Michael shrugged. “Then I won’t invite you to my wedding.”
“What wedding?” Eve called from where she was standing.
“They annulled our marriage, remember? You don’t think I’d let you walk away, do you?”
She blew him a kiss. “Never ever, rock star. Leave him. Let’s go home.”
Fallon smirked as Hannah Moses put handcuffs on him. “You think you have a home to return to?”
They all stopped and stared at him—at the hot, bitter triumph in his smile.
“Michael,” Shane said, “wouldn’t we know . . .”
“We were out of town,” Michael said, and looked at Claire for confirmation. “We wouldn’t, would we?”
She searched inside herself for that connection to the Glass House, that little thread of feeling that she’d come to recognize.
It was still there . . . but it was weak. Very weak.
“We have to go,” she said. “Right now.”
FOURTEEN
They commandeered a police car from Hannah, and Shane hit the lights and sirens while Michael drove, ignoring stoplights and weaving around other cars as if he’d plunged into a real-life video game. Claire and Eve, on the other hand, just clung to their seats in the back. It didn’t take long to spot their house.
And the massive bulldozer that was heading relentlessly for it.

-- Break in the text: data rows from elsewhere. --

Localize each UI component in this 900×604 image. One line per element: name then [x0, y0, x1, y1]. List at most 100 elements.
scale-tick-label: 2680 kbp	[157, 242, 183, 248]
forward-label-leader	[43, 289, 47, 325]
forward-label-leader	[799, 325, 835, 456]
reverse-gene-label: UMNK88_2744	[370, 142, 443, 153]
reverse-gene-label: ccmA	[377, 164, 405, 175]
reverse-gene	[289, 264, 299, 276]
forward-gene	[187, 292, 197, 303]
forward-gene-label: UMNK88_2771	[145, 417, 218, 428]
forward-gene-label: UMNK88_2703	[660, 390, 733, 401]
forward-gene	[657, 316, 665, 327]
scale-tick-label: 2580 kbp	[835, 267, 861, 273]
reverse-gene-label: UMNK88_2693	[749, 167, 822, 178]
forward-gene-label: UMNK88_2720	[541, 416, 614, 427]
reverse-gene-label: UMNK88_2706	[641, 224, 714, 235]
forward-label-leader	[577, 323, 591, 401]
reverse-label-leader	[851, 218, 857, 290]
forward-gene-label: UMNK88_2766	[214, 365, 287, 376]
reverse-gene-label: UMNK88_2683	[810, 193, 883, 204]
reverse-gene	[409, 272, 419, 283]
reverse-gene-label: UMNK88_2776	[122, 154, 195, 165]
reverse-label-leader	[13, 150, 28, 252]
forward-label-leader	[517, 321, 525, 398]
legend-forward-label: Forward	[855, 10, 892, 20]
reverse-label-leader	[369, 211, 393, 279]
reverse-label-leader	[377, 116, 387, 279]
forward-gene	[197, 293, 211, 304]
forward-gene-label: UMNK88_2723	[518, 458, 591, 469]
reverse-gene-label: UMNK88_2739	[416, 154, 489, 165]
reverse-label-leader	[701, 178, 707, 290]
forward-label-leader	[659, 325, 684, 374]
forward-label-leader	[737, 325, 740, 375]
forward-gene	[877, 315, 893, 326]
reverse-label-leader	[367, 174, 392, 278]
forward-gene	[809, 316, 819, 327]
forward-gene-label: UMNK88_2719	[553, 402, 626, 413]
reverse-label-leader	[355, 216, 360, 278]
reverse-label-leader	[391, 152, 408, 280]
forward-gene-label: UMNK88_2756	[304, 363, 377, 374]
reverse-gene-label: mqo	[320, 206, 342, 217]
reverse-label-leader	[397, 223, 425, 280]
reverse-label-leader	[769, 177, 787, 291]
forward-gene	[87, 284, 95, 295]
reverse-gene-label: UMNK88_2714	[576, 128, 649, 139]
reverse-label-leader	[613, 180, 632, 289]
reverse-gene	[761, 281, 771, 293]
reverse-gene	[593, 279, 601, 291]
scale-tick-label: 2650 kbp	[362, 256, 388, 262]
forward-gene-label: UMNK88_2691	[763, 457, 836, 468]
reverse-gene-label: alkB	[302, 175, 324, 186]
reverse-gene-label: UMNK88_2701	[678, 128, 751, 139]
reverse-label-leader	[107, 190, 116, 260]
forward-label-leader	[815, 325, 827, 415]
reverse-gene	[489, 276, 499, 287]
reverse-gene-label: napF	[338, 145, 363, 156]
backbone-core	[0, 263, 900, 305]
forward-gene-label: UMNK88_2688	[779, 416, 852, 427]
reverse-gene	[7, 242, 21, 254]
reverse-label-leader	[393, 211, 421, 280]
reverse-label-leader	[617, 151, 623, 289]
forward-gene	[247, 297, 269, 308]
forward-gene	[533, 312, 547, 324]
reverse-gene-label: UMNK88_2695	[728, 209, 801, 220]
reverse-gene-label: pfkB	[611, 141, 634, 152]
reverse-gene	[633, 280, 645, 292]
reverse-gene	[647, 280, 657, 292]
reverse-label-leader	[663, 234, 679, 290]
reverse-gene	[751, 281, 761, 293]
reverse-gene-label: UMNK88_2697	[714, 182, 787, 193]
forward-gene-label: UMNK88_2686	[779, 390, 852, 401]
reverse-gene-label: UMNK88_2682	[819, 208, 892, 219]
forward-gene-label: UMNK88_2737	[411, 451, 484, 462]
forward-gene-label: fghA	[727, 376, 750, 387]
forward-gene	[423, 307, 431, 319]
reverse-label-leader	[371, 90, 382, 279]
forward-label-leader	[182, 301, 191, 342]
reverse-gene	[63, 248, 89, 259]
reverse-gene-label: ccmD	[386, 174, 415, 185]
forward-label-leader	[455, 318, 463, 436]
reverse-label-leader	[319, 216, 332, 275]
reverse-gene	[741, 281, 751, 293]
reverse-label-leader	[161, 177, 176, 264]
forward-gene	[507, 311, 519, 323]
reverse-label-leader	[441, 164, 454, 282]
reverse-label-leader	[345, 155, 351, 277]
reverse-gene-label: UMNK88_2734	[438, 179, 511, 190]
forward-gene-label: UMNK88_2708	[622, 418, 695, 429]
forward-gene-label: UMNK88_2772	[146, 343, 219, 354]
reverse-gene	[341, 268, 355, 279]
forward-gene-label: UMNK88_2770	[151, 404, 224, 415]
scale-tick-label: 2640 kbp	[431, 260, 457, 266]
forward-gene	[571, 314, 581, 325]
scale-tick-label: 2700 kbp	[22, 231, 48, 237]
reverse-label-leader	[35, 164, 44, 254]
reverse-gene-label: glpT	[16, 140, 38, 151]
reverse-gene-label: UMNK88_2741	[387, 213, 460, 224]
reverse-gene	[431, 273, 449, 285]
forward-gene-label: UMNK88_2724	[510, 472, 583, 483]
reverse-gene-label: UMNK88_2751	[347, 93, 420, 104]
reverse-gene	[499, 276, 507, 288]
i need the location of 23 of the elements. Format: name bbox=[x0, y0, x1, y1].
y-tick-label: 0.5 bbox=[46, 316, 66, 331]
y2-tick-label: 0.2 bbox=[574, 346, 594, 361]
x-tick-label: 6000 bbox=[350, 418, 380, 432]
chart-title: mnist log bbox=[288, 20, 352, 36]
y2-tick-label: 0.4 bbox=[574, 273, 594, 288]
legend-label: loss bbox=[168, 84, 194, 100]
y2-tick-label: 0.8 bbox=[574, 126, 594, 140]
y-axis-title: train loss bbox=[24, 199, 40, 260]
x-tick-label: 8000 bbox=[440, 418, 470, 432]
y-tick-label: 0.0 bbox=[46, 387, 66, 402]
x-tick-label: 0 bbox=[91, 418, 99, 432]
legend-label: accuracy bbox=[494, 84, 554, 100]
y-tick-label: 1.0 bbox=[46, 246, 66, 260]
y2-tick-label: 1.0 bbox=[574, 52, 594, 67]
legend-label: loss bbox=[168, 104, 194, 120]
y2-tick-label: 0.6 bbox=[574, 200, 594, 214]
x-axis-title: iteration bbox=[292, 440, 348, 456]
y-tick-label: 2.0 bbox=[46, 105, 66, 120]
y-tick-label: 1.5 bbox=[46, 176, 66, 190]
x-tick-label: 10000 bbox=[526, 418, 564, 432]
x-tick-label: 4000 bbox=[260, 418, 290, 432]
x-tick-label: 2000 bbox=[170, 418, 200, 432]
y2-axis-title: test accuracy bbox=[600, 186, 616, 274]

“Oh, God,” Eve said. As they made the turn, the treads of the giant yellow monster mowed down and crushed their mailbox, hit the white picket fence, splintered it, and crushed it into the nice, neat grass. It wasn’t neat for long. The treads chewed the yard into muck as the bulldozer moved forward, raising its bucket. It was aimed right at the corner of the house, and as Michael brought the car to a screeching halt at the curb Claire saw Miranda’s face at the window, eyes wide in terror, staring at the thing that was coming to destroy their home.